Voilà des mois que l’on sait que Musk souhaite une Tesla accessible à tous, un véhicule abordable à un tarif situé aux alentours des 25 000 dollars. Lorsque l’on voit la dynamique de marché des véhicules électriques, le pari semble presque aberrant. La seule voiture approchant peu ou prou ce prix est la Dacia Spring, proposée en France à partir de 20 800 euros. Tesla n’est pas le seul constructeur à vouloir combler le segment low-cost de sa gamme électrique. La Citroën ë-C3 se positionne également dans cette grille tarifaire, ou encore la future R5 de Renault. Toutefois, faire du low-cost peut se payer au prix fort, non pas pour l’acheteur, mais au niveau de la chaîne de production.
La stratégie managériale prévue par Musk a de quoi interpeller, et ce dernier semble parfaitement assumer ses positions. Comme à son habitude, les déclarations qu’il a formulées lors d’une récente conférence téléphonique laissent un goût plutôt amer en bouche.
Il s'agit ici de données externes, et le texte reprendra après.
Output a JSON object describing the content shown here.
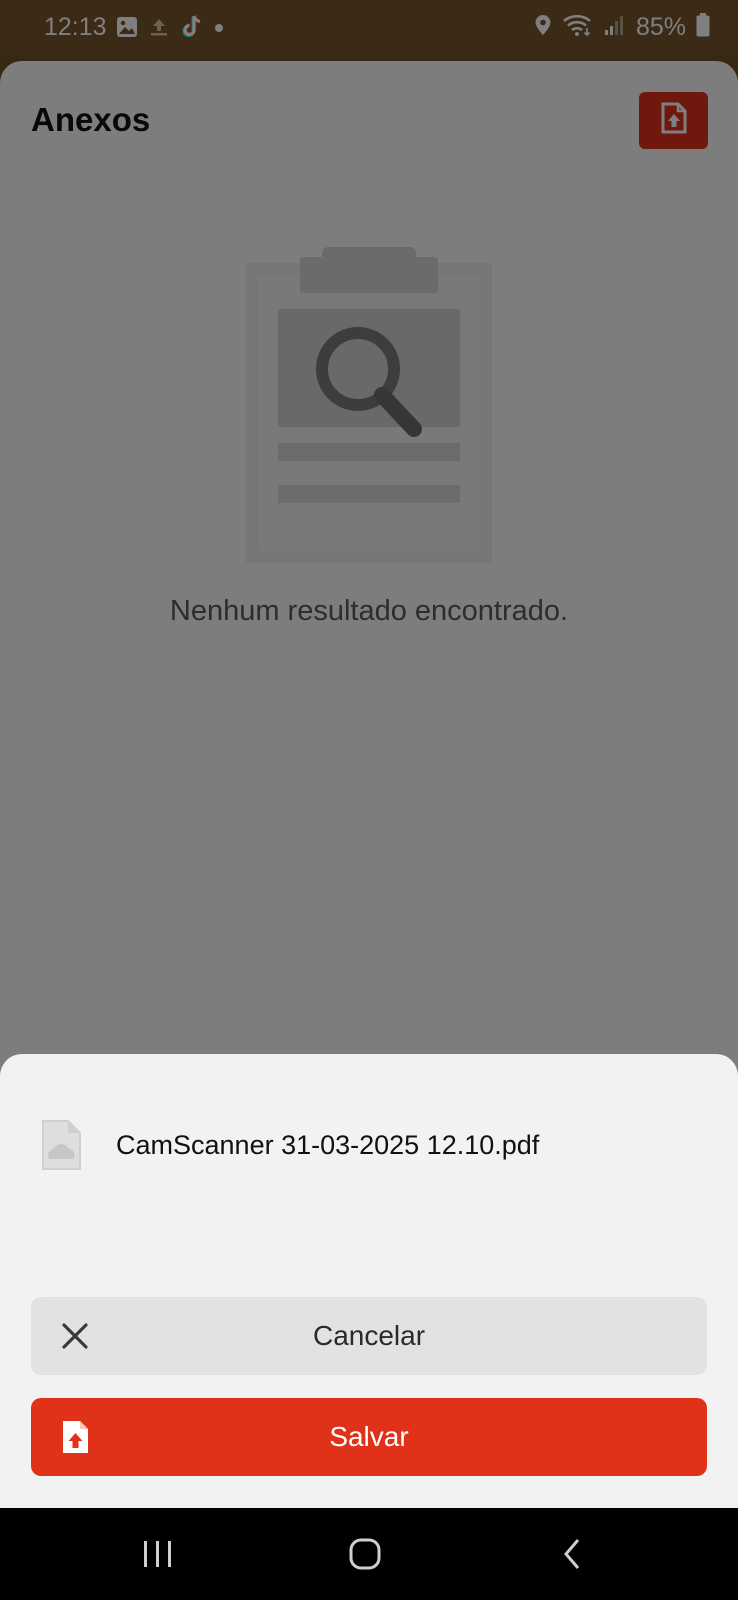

Travailler plus pour produire plus
Le futur véhicule d’entrée de gamme du constructeur, baptisé Redwood en interne, est prévu pour une mise en production en 2025 et sera fabriqué dans la Gigafactory d’Austin, au Texas. Lors de cette fameuse conférence téléphonique qui concernaient les résultats financiers de l’entreprise, Musk a également fait l’annonce officielle de l’arrivée de la Redwood à ses investisseurs.
Il en a profité par ailleurs pour faire comprendre à quel point la production de ce véhicule est d’une importance capitale pour Tesla. Très sûr de lui, il a aussi affirmé que la chaîne de production du véhicule sera tellement avancée technologiquement qu’il n’existera aucun équivalent à celle-ci. Un discours dans lequel on reconnaît très bien le caractère un poil mégalomane milliardaire, qui ne surprend presque plus.
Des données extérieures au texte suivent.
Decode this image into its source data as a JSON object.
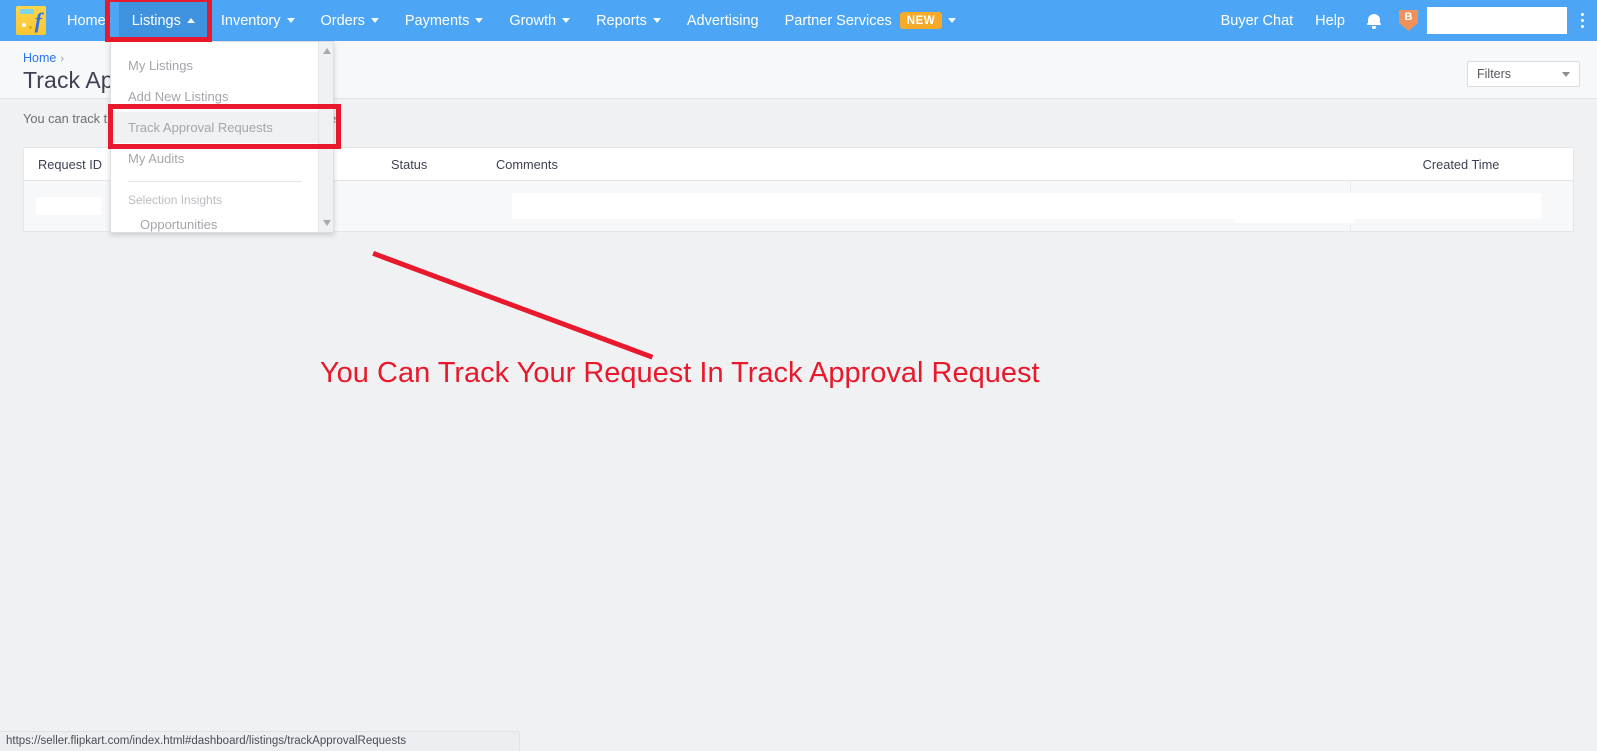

De manière très explicite, il a fait également comprendre que le projet nécessitera un engagement sans faille des employés. « Nous avons réellement besoin que les ingénieurs soient sur le terrain (…) Nous allons littéralement dormir sur les lignes de production. Et je dis bien littéralement », a-t-il expliqué.
Quand l’humain devient une variable d’ajustement
Ce ne sera, en effet, pas la première fois que les employés de la firme américaine seront considérés comme de simples rouages de cette grande chaîne de production. De quoi amplifier les craintes relatives aux conditions de travail chez Tesla et rappeler quelques mauvais souvenirs, particulièrement lors de la période de lancement de la Model 3 en 2017.
Un moment industriel intense et violent, ou les employés dormaient à même le sol après avoir enchaîné douze heures de travail d’affilée. Une pratique que Musk lui-même avait adoptée puisqu’il avait fièrement déclaré qu’il avait passé trois ans d’affilée dans son usine du Nevada sans rentrer chez lui. En lieu et place de lit, le dessous de son bureau lui suffisait.
La quête vers l’efficacité et la réduction des coûts est virtuellement illimitée, à partir du moment où le bien-être des travailleurs passe au dernier plan. Cela n’a cependant pas empêché Tesla de sortir des milliers de modèles aux finitions douteuses de ses usines par le passé. Mais Musk reste toutefois confiant quant au futur lancement de la Redwood. « Je suis convaincu qu’une fois qu’on sera lancés, cela éclipsera totalement toute autre technologie de fabrication présente sur la planète » a-t-il asséné. Vivement 2025 !
- Elon Musk a donné plus de détails quant à la future mise en production de la Tesla à 25 000 dollars.
- Face aux investisseurs, il a expliqué que l’engagement des employés dans le projet devra être sans commune mesure.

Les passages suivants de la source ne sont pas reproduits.